The Illinois task force studying recommendations to make warehouses safer following the 2021 tornado in Edwardsville that killed six Amazon employees has entered its final phase of work — and will now focus on producing its report.
The group of state lawmakers, representatives from industry and trade groups and the Illinois Department of Labor met Wednesday for its final scheduled meeting ahead of the end-of-the-year deadline to make recommendations to the General Assembly.
“I hope that Illinois kind of becomes a standard setter for the safety we want in buildings where people go to work each and every day,” said Rep. Katie Stuart, D-Edwardsville, who’s on the task force.
As the 16-member group reviews expert testimony and public comment from the family of an Amazon employee killed over the past year, the group would also like the public to weigh in.
“If you have an opinion to share, please do it,” said Sen. Erica Harriss, R-Glen Carbon, another task force member. “Those will all be looked at and sorted through and will only help us make better decisions.”
The task force will evaluate recommendations grouped into three areas: structural, disaster plans and emergency response.
Among the most controversial and costly would be structural changes — like requiring the construction of a designated storm shelter in warehouses or upping the standards required for the massive buildings to be on par with schools and group homes.
Currently, storm shelters are not required by federal law for warehouses, and they can be built with heavy walls relying on the roof for stability. Illinois lawmakers could craft more stringent legislation. Requiring those changes in the final report makes sense, Stuart said.
“We're talking about hundreds of people's lives,” she said. “To me, that's just kind of not OK to cut those corners.”
Some skeptics of those changes have expressed concern that they’d be overly burdensome on businesses, which could consider moving to a state with fewer requirements.

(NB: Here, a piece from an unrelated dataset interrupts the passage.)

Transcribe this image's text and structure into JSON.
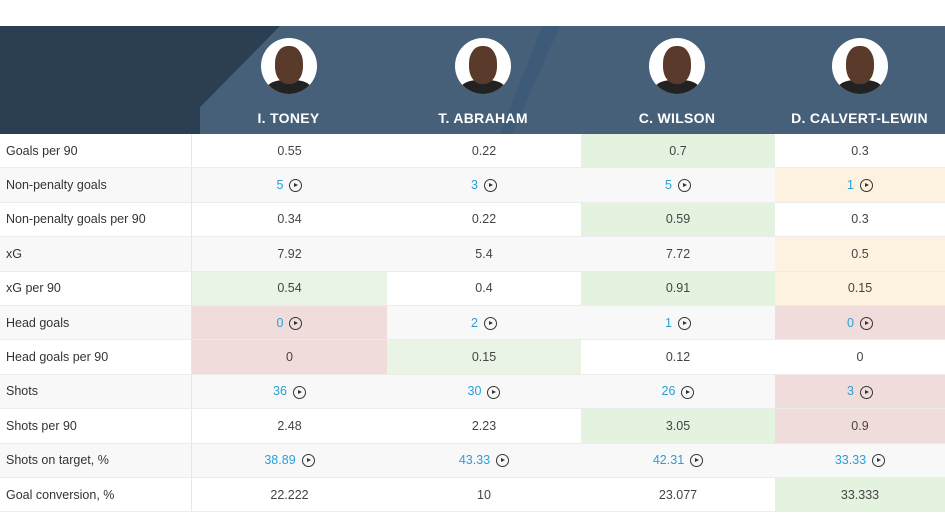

Striking a balance between the priorities of safety and what’s good for a local economy will be a challenge for the group, Harriss said.
“Some of that might be realistic. Some of it might not be,” she said. “That's where we'll have to really sit down and kind of figure out where the rubber meets the road.”
Other potential structural changes include having municipalities collaborating to make regional pools of building code inspectors or creating state funding to help smaller localities better enforce code. The state could also require a licensure process for code enforcement employees.
For disaster plans, the task force will consider requirements for emergency action plans by warehouses, mandating the businesses regularly perform drills and clarifying where safety responsibilities lie in facilities with multiple employers.
The group will also consider recommendations to help local fire departments and emergency responders better address extreme weather via more state support and requiring they review and approve a warehouse’s emergency action plan.
State Sen. Chris Belt and Edwardsville Mayor Art Risavy also serve on the task force.
The final report will be due to the state legislature by Jan. 1, 2025. The task force, chaired by Jane Flanagan, director of the state Department of Labor, has tentatively planned to submit final recommendations by early December.